Je ne vois pas cela comme servant les intérêts de l'Allemagne, même si je juge critique le silence de Berlin. Premièrement, la décision de Zelenskyy signifie réhabiliter les collaborateurs du Troisième Reich. Deuxièmement, un conflit polono-ukrainien ne sert pas l'intégration européenne.
Cichocki a évoqué deux réunions privées qui auraient pu apaiser les tensions : le ministre des Finances Andrzej Domański a rencontré l'influent vice-Premier ministre Taras Kachka à Kiev, et le ministre des Affaires étrangères Radosław Sikorski s'est entretenu avec Andriy Sybiha à Chypre. « Ces moments n'auraient pas dû être manqués », a-t-il déclaré, faisant valoir que le signal concernant le retrait de l'ordre aurait pu être donné à huis clos d'abord.
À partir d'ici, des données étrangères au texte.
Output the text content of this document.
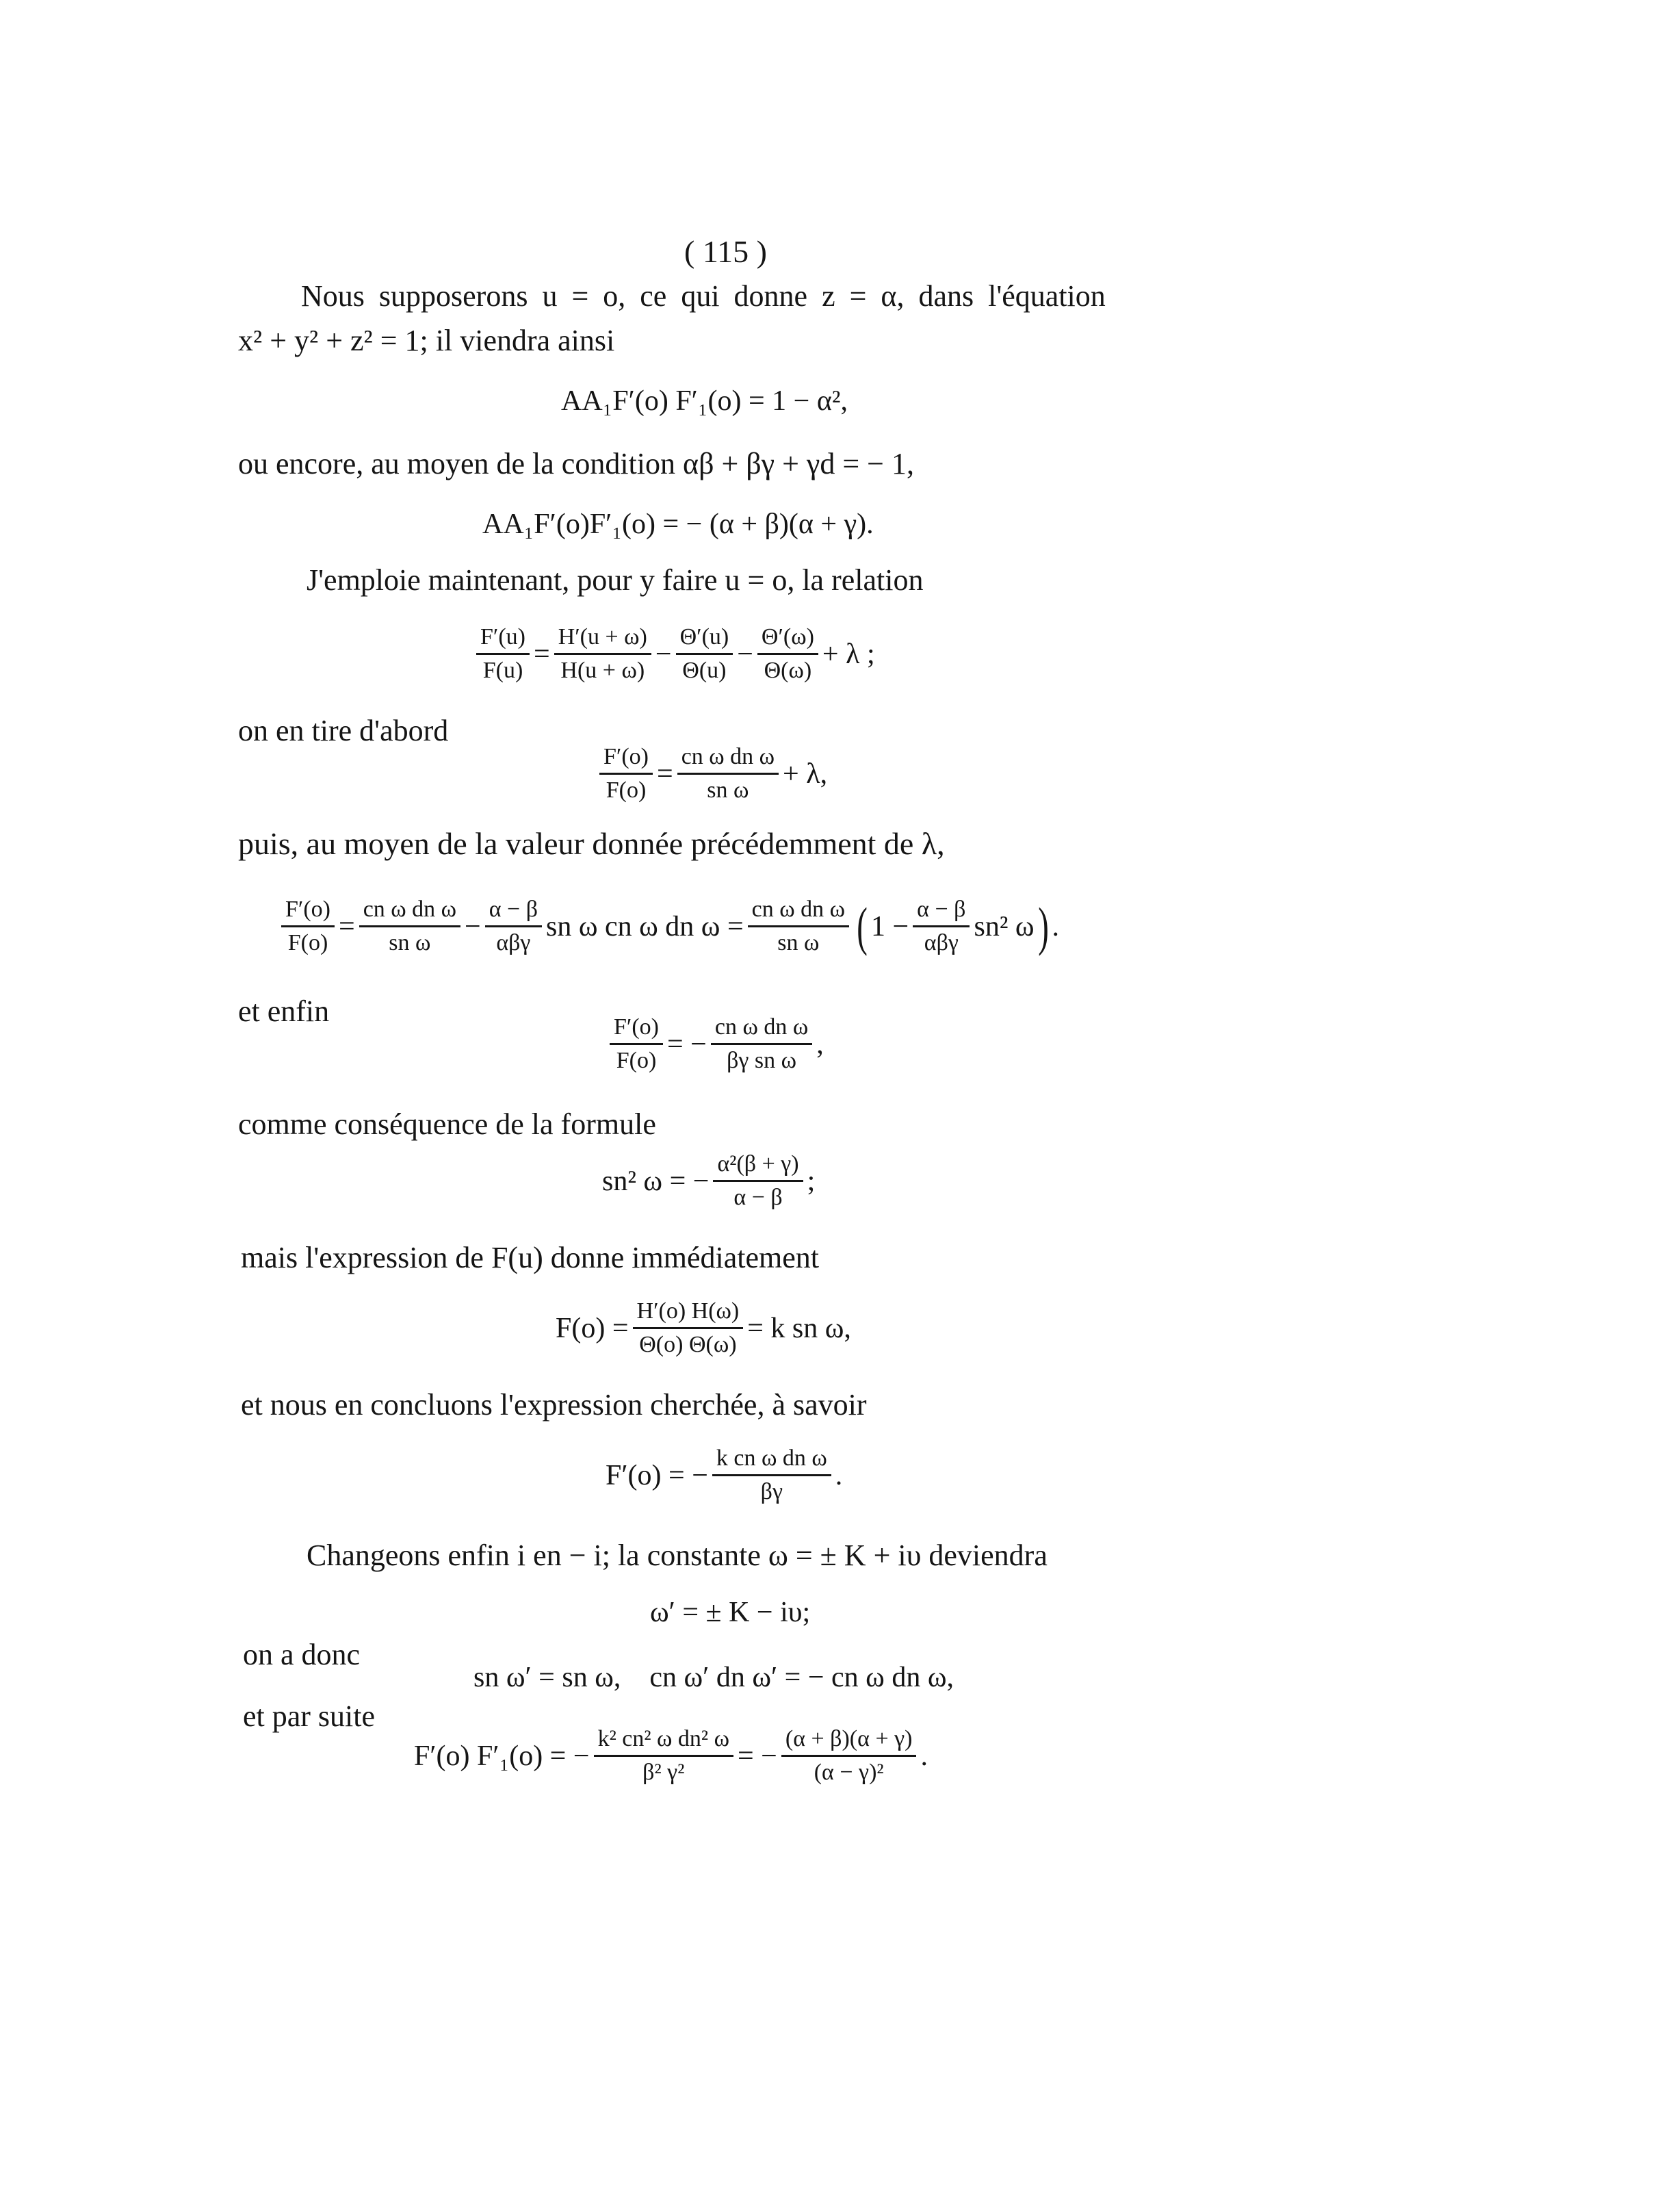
( 115 )
Nous supposerons u = o, ce qui donne z = α, dans l'équation
x² + y² + z² = 1; il viendra ainsi
AA₁F′(o) F′₁(o) = 1 − α²,
ou encore, au moyen de la condition αβ + βγ + γd = − 1,
AA₁F′(o)F′₁(o) = − (α + β)(α + γ).
J'emploie maintenant, pour y faire u = o, la relation
$\frac{F'(u)}{F(u)} = \frac{H'(u + \omega)}{H(u + \omega)} - \frac{\Theta'(u)}{\Theta(u)} - \frac{\Theta'(\omega)}{\Theta(\omega)} + \lambda$ ;
on en tire d'abord
$\frac{F'(o)}{F(o)} = \frac{\text{cn ω dn ω}}{\text{sn ω}} + \lambda$,
puis, au moyen de la valeur donnée précédemment de λ,
$\frac{F'(o)}{F(o)} = \frac{\text{cn ω dn ω}}{\text{sn ω}} - \frac{\alpha - \beta}{\text{αβγ}}$ sn ω cn ω dn $\omega = \frac{\text{cn ω dn ω}}{\text{sn ω}}$ ( $1 - \frac{\alpha - \beta}{\text{αβγ}} sn^2$ ω ) .
et enfin
$\frac{F'(o)}{F(o)}$ = − $\frac{\text{cn ω dn ω}}{\text{βγ sn ω}}$ ,
comme conséquence de la formule
sn² ω = − $\frac{\text{α²(β + γ)}}{\alpha - \beta}$ ;
mais l'expression de F(u) donne immédiatement
$F(o) = \frac{H'(o) H(\omega)}{\Theta(o) \Theta(\omega)} = k$ sn ω,
et nous en concluons l'expression cherchée, à savoir
F′(o) = − $\frac{\text{k cn ω dn ω}}{\beta\gamma}$ .
Changeons enfin i en − i; la constante ω = ± K + iυ deviendra
ω′ = ± K − iυ;
on a donc
sn ω′ = sn ω,    cn ω′ dn ω′ = − cn ω dn ω,
et par suite
F′(o) F′₁(o) = − $\frac{\text{k² cn² ω dn² ω}}{\text{β² γ²}}$ = − $\frac{(\alpha + \beta)(\alpha + \gamma)}{\text{(α − γ)²}}$ .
Une rumeur démentie à propos de l'ordre retourné
Alors que la querelle se développait, une publication sur les réseaux sociaux affirmant que Zelenskyy avait envoyé l'ordre de l'Aigle blanc avec un affranchissement impayé (« za pobraniem » – contre-remboursement) a généré près de 250 000 vues. Cependant, l'étiquette de suivi du colis montre qu'il a été envoyé comme un envoi express ordinaire, sans frais de remboursement. La plateforme polonaise de vérification des faits Konkret24 a confirmé que l'envoi était entièrement prépayé, notant que le document visible sur l'image virale n'était pas un reçu de paiement mais un bon de dépôt standard.